Court Opinion

ID: 3896197
Source: CourtListenerOpinion
Date Created: 2016-07-06 09:28:24.45744+00
Date Added: 2024-06-11T07:45:52.231426
License: Public Domain

This was a suit for an accounting. The defendant pleaded two written settlements. The bill was dismissed by the chancellor, and this decree affirmed by the court of appeals. Both of the lower courts upheld the settlements which were attacked.
It is insisted by the defendant that this is a concurrent finding, which precludes this court from any investigation of the facts. The complainant urges that there is no concurrent finding.
The chancellor expressed the opinion that the burden of proof was upon the complainant, impeaching the settlements, to show the invalidity thereof, and he found that the complainant had not carried this burden. The court of appeals was of opinion that the suspicious appearance of these papers shifted the burden of proof, and required the defendant to show their validity.Peevey v. Buchanan, 131 Tenn. 24, 173 S.W. 447.
It is therefore submitted by the complainant that, inasmuch as the chancellor and the court of appeals applied different rules in weighing the evidence, there was no concurrence in their findings. This argument would doubtless have been good as to a finding of the court of civil appeals and the finding of the chancellor.
Chapter 82 of the Acts of 1907, creating the court of civil appeals, did not make the finding of facts by that court in chancery cases conclusive upon this court. Beginning with Stateex rel. v. Lee, 124 Tenn. 385, 136 S.W. 997, and through a line of cases, this court held that *Page 598 
a concurrent finding of the court of civil appeals and of the chancellor was conclusive here, if there was any evidence to sustain it. This, however, was a mere rule of practice.
By chapter 100, Acts of 1925, creating the court of appeals, it was provided, section 12, that to the extent that the findings of the chancellor and court of appeals concur, they should, if there was evidence to support them, be conclusive upon this court, "but to the extent that they do not concur they shall be open to examination in that [supreme] court."
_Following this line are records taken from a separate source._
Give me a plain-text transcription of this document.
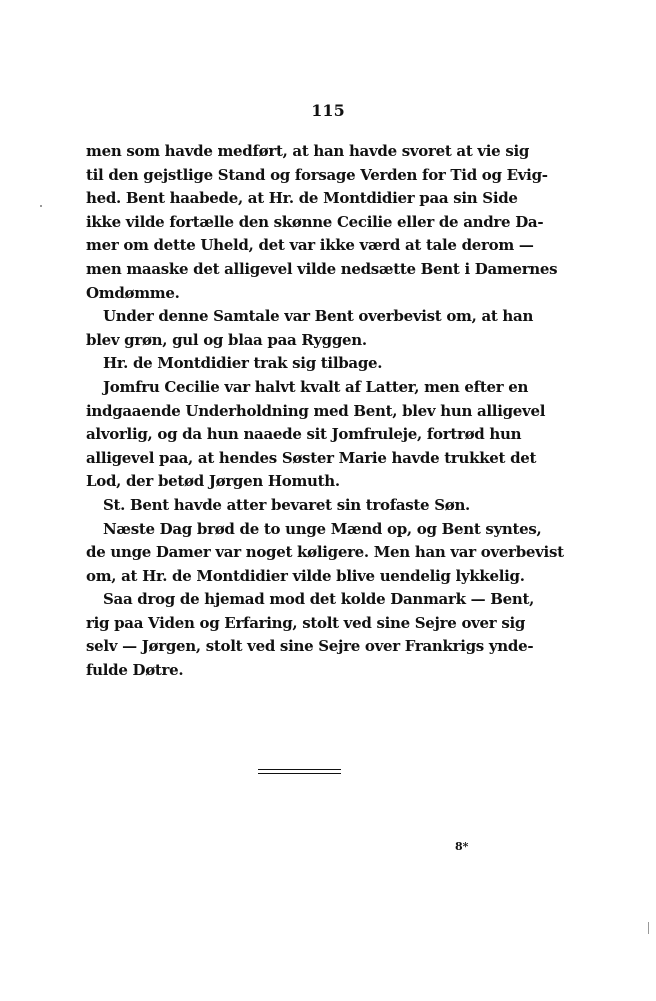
115
men som havde medført, at han havde svoret at vie sig
til den gejstlige Stand og forsage Verden for Tid og Evig-
hed. Bent haabede, at Hr. de Montdidier paa sin Side
ikke vilde fortælle den skønne Cecilie eller de andre Da-
mer om dette Uheld, det var ikke værd at tale derom —
men maaske det alligevel vilde nedsætte Bent i Damernes
Omdømme.
Under denne Samtale var Bent overbevist om, at han
blev grøn, gul og blaa paa Ryggen.
Hr. de Montdidier trak sig tilbage.
Jomfru Cecilie var halvt kvalt af Latter, men efter en
indgaaende Underholdning med Bent, blev hun alligevel
alvorlig, og da hun naaede sit Jomfruleje, fortrød hun
alligevel paa, at hendes Søster Marie havde trukket det
Lod, der betød Jørgen Homuth.
St. Bent havde atter bevaret sin trofaste Søn.
Næste Dag brød de to unge Mænd op, og Bent syntes,
de unge Damer var noget køligere. Men han var overbevist
om, at Hr. de Montdidier vilde blive uendelig lykkelig.
Saa drog de hjemad mod det kolde Danmark — Bent,
rig paa Viden og Erfaring, stolt ved sine Sejre over sig
selv — Jørgen, stolt ved sine Sejre over Frankrigs ynde-
fulde Døtre.
8*
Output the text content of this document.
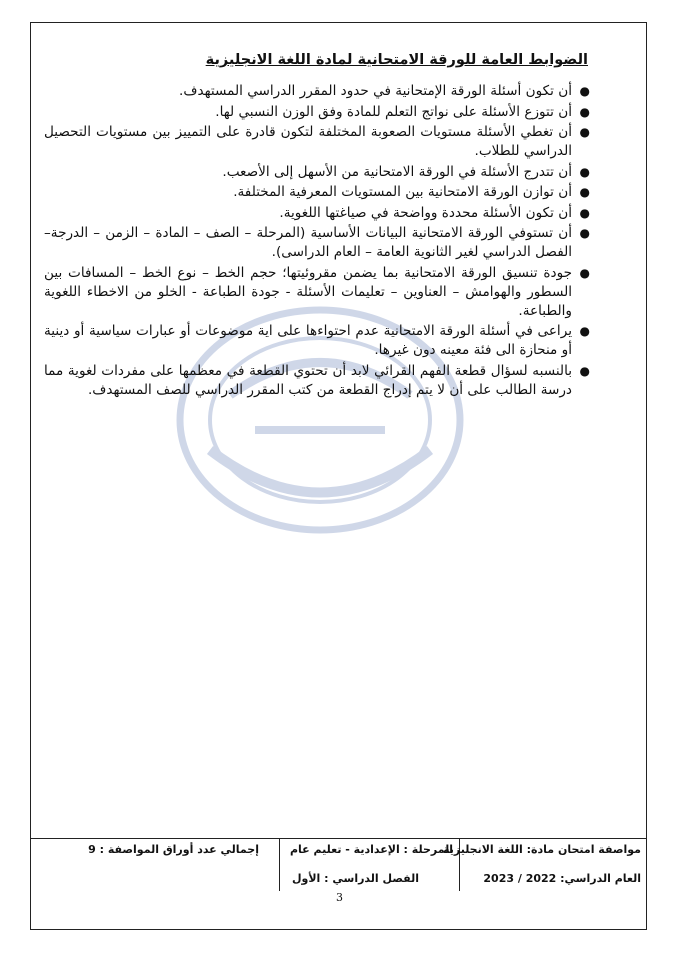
الضوابط العامة للورقة الامتحانية لمادة اللغة الانجليزية
●
أن تكون أسئلة الورقة الإمتحانية في حدود المقرر الدراسي المستهدف.
●
أن تتوزع الأسئلة على نواتج التعلم للمادة وفق الوزن النسبي لها.
●
أن تغطي الأسئلة مستويات الصعوبة المختلفة لتكون قادرة على التمييز بين مستويات التحصيل الدراسي للطلاب.
●
أن تتدرج الأسئلة في الورقة الامتحانية من الأسهل إلى الأصعب.
●
أن توازن الورقة الامتحانية بين المستويات المعرفية المختلفة.
●
أن تكون الأسئلة محددة وواضحة في صياغتها اللغوية.
●
أن تستوفي الورقة الامتحانية البيانات الأساسية (المرحلة – الصف – المادة – الزمن – الدرجة– الفصل الدراسي لغير الثانوية العامة – العام الدراسى).
●
جودة تنسيق الورقة الامتحانية بما يضمن مقروئيتها؛ حجم الخط – نوع الخط – المسافات بين السطور والهوامش – العناوين – تعليمات الأسئلة - جودة الطباعة - الخلو من الاخطاء اللغوية والطباعة.
●
يراعى في أسئلة الورقة الامتحانية عدم احتواءها على اية موضوعات أو عبارات سياسية أو دينية أو منحازة الى فئة معينه دون غيرها.
●
بالنسبه لسؤال قطعة الفهم القرائي لابد أن تحتوي القطعة في معظمها على مفردات لغوية مما درسة الطالب على أن لا يتم إدراج القطعة من كتب المقرر الدراسي للصف المستهدف.
مواصفة امتحان مادة: اللغة الانجليزية
العام الدراسي: 2022 / 2023
المرحلة : الإعدادية - تعليم عام
الفصل الدراسي : الأول
إجمالي عدد أوراق المواصفة : 9
3
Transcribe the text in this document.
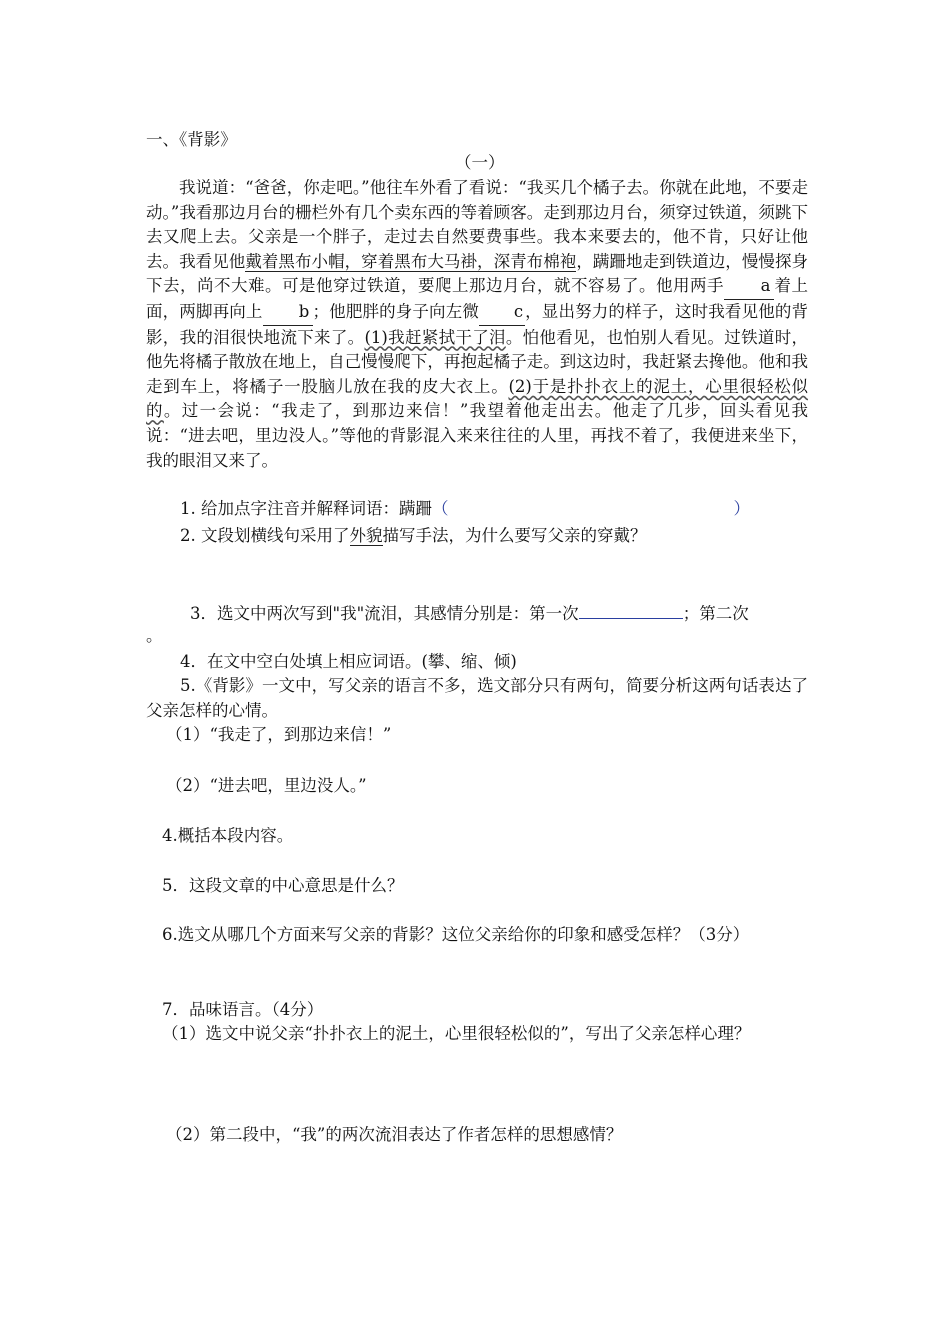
一、《背影》
（一）
我说道：“爸爸，你走吧。”他往车外看了看说：“我买几个橘子去。你就在此地，不要走动。”我看那边月台的栅栏外有几个卖东西的等着顾客。走到那边月台，须穿过铁道，须跳下去又爬上去。父亲是一个胖子，走过去自然要费事些。我本来要去的，他不肯，只好让他去。我看见他戴着黑布小帽，穿着黑布大马褂，深青布棉袍，蹒跚地走到铁道边，慢慢探身下去，尚不大难。可是他穿过铁道，要爬上那边月台，就不容易了。他用两手 a 着上面，两脚再向上 b ；他肥胖的身子向左微 c ，显出努力的样子，这时我看见他的背影，我的泪很快地流下来了。(1)我赶紧拭干了泪。怕他看见，也怕别人看见。过铁道时，他先将橘子散放在地上，自己慢慢爬下，再抱起橘子走。到这边时，我赶紧去搀他。他和我走到车上，将橘子一股脑儿放在我的皮大衣上。(2)于是扑扑衣上的泥土，心里很轻松似的。过一会说：“我走了，到那边来信！”我望着他走出去。他走了几步，回头看见我说：“进去吧，里边没人。”等他的背影混入来来往往的人里，再找不着了，我便进来坐下，我的眼泪又来了。
1. 给加点字注音并解释词语：蹒跚（	）
2. 文段划横线句采用了外貌描写手法，为什么要写父亲的穿戴？
3．选文中两次写到"我"流泪，其感情分别是：第一次	；第二次
。
4．在文中空白处填上相应词语。(攀、缩、倾)
5.《背影》一文中，写父亲的语言不多，选文部分只有两句，简要分析这两句话表达了父亲怎样的心情。
（1）“我走了，到那边来信！”
（2）“进去吧，里边没人。”
4.概括本段内容。
5．这段文章的中心意思是什么？
6.选文从哪几个方面来写父亲的背影？这位父亲给你的印象和感受怎样？（3分）
7．品味语言。（4分）
（1）选文中说父亲“扑扑衣上的泥土，心里很轻松似的”，写出了父亲怎样心理？
（2）第二段中，“我”的两次流泪表达了作者怎样的思想感情？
It follows, from this provision of the act of 1925, that a conflict in the findings of the chancellor and of the court of appeals must appear before this court is permitted to question a finding of fact made by the latter court. The act contemplates specific findings by each court on the controverted issues of fact, and a review of the facts by this court is only permissible to the extent that the findings of the lower courts are shown by the record to be contradictory.
In the case before us the chancellor found that the evidence did not preponderate against the validity of the settlements. The court of appeals found that the evidence preponderated in favor of the validity of the settlements. The chancellor may have thought that proof was in equipoise, or he may have thought the preponderance was as found by the court of appeals, and expressed his finding in this negative way. There is no affirmative showing of a conflict in the findings of the two courts upon this issue of fact, and we cannot accordingly review the finding of the court of appeals.